Demand For Tool And Die Workers Outstrips Numbers


    GRAND RAPIDS — Two West Michigan vocational training centers — one in Ottawa County and the other under construction in Kent County — represent the kind of initiatives needed to help address a growing worker shortage in the tool and die industry.

    So says the head of a trade association’s education foundation.

    The corporate support provided the Michigan Technical Education Centers are a “shining light” for others around the nation to follow, said David Sansone, executive director of the Precision Metalforming Association’s Education Foundation.

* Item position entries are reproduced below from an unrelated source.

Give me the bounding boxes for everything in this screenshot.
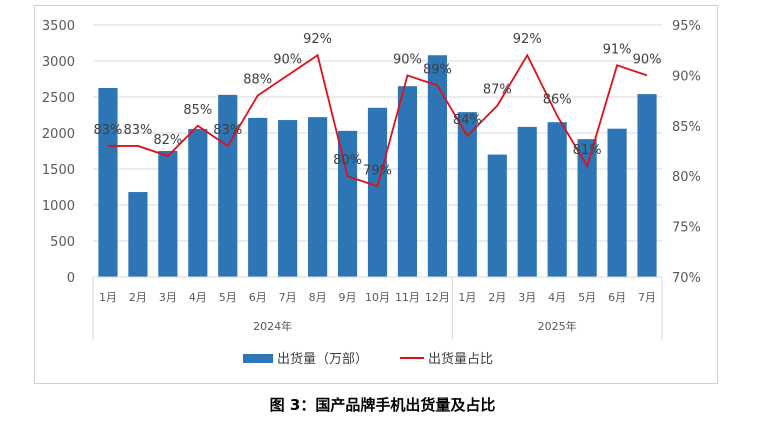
bar [577, 139, 597, 277]
y-left-tick: 3000 [42, 55, 75, 70]
share-line [107, 53, 648, 188]
data-label: 86% [543, 93, 572, 108]
bar [98, 88, 118, 277]
x-tick: 4月 [189, 291, 207, 304]
legend-bar-swatch [243, 354, 273, 363]
bar [487, 154, 507, 277]
x-tick: 3月 [518, 291, 536, 304]
bar [188, 129, 208, 277]
data-label: 87% [483, 83, 512, 98]
bar [427, 55, 447, 277]
bar [457, 112, 477, 278]
y-right-tick: 75% [672, 221, 701, 236]
x-tick: 1月 [99, 291, 117, 304]
group-label: 2025年 [538, 319, 577, 333]
data-label: 80% [333, 153, 362, 168]
bar [607, 128, 627, 277]
x-tick: 8月 [309, 291, 327, 304]
y-left-tick: 3500 [42, 19, 75, 34]
data-label: 92% [513, 32, 542, 47]
x-tick: 4月 [548, 291, 566, 304]
data-label: 92% [303, 32, 332, 47]
y-left-tick: 2500 [42, 91, 75, 106]
x-tick: 7月 [279, 291, 297, 304]
bar [367, 107, 388, 277]
chart-caption: 图 3：国产品牌手机出货量及占比 [269, 396, 496, 414]
chart-frame [34, 5, 718, 384]
data-label: 83% [123, 123, 152, 138]
x-tick: 6月 [608, 291, 626, 304]
x-tick: 5月 [578, 291, 596, 304]
data-label: 79% [363, 163, 392, 178]
y-right-tick: 95% [672, 19, 701, 34]
x-tick: 6月 [249, 291, 267, 304]
y-right-tick: 90% [672, 69, 701, 84]
x-tick: 7月 [638, 291, 656, 304]
x-tick: 3月 [159, 291, 177, 304]
data-label: 90% [393, 52, 422, 67]
bar [158, 151, 178, 277]
data-label: 85% [183, 103, 212, 118]
y-right-tick: 85% [672, 120, 701, 135]
group-label: 2024年 [253, 319, 292, 333]
y-right-tick: 80% [672, 170, 701, 185]
bar [397, 86, 418, 277]
x-tick: 2月 [129, 291, 147, 304]
y-left-tick: 2000 [42, 127, 75, 142]
bar [517, 126, 537, 277]
bar [218, 94, 238, 277]
x-tick: 1月 [458, 291, 476, 304]
x-tick: 2月 [488, 291, 506, 304]
bar [337, 130, 358, 277]
y-left-tick: 1000 [42, 199, 75, 214]
data-label: 83% [94, 123, 123, 138]
bar [128, 192, 148, 277]
data-label: 82% [153, 133, 182, 148]
bar [278, 120, 298, 277]
x-tick: 9月 [339, 291, 357, 304]
bar [547, 122, 567, 277]
y-left-tick: 500 [50, 235, 75, 250]
y-left-tick: 1500 [42, 163, 75, 178]
bar [637, 94, 657, 278]
legend-bar-label: 出货量（万部） [277, 351, 368, 367]
data-label: 89% [423, 62, 452, 77]
x-tick: 12月 [425, 291, 450, 304]
legend-line-label: 出货量占比 [428, 351, 493, 367]
data-label: 90% [273, 52, 302, 67]
x-tick: 10月 [365, 291, 390, 304]
bar [248, 117, 268, 277]
data-label: 84% [453, 113, 482, 128]
y-right-tick: 70% [672, 271, 701, 286]
x-tick: 11月 [395, 291, 420, 304]
data-label: 83% [213, 123, 242, 138]
data-label: 91% [603, 42, 632, 57]
x-tick: 5月 [219, 291, 237, 304]
data-label: 81% [573, 143, 602, 158]
data-label: 88% [243, 73, 272, 88]
data-label: 90% [633, 52, 662, 67]
y-left-tick: 0 [67, 271, 75, 286]
bar [308, 117, 328, 277]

    “West Michigan is the shining light. It has been proactively involved in training to a degree we don’t see in other parts of the country,” Sansone said.

    The Cleveland-based Precision Metalforming Association, at the urging of its local members, donated $150,000 each to support development of the Tassell Michigan Technical Education Center, or M-TEC, now being built in Grand Rapids, as well as the Patrick M. Thompson M-TEC that opened last year at Port Sheldon Road off US 31 in Ottawa County.

    The Tassell M-TEC, scheduled to open early next year, will include manufacturing technologies in its course offerings.

    The Thompson M-TEC, built and operated through a partnership between Grand Rapids Community College and the Ottawa Area Intermediate School District, offers training in tool and die and machine trades as part of its core curriculum. The school is the first of its kind in Ottawa County offering vocational training specifically for adults.

    Prior to the opening of the Thompson M-TEC, tool and die companies or individuals in Ottawa County that needed worker training or wanted to start an apprenticeship had to travel to Grand Rapids.

    “The adult workers had nowhere to go, unless you came to Grand Rapids, and that was a pain,” said Don Boyer, provost at Grand Rapids Community College.

    M-TEC facilities are being developed throughout Michigan under public-private partnerships. The private sector, in addition to providing financial support to cover development costs, has been heavily involved in curriculum planning for the centers, which are designed to address a shortage of skilled workers for high-paying, high-demand jobs in Michigan.

    The U.S. Bureau of Labor Statistics projects that job opportunities for people entering the tool and die field will remain excellent for years to come, as the demand for workers continues to outstrip the number of people entering the field. The worker shortage may worsen as current tool and die makers hit retirement age and leave the trade.

    Driving the shortage is a cultural shift that has younger workers opting in greater numbers for high-tech and other careers, rather than manufacturing, Sansone said. The industry is also combating a lack of emphasis placed on manufacturing careers at the high school level, he said.

    “Careers in manufacturing are not really that highly thought of by students, parents and educators,” he said. “There is not an emphasis placed on a career or placed on anything that doesn’t require a college education.

    “Everybody wants to work on computers and nobody wants to get their hands dirty. The fact of the matter is you don’t get your hands dirty that much.”

    The growing worker shortage will force tool and die companies to become more active in supporting workforce development initiatives as a way to draw a younger generation of workers into the field, Sansone said.

    The 1,600-member association’s Education Foundation typically hands out $50,000 to $70,000 annually to workforce development initiatives. The $150,000 contribution for the Thompson M-TEC in Ottawa County is being paid over a 10-year period. The same amount awarded to the Tassell M-TEC is for five years.

    “As industry learns they can do something about the shortage, they’re getting more involved,” Sansone said. “There’s a great deal of interest within the industry to work with schools and get some training going.”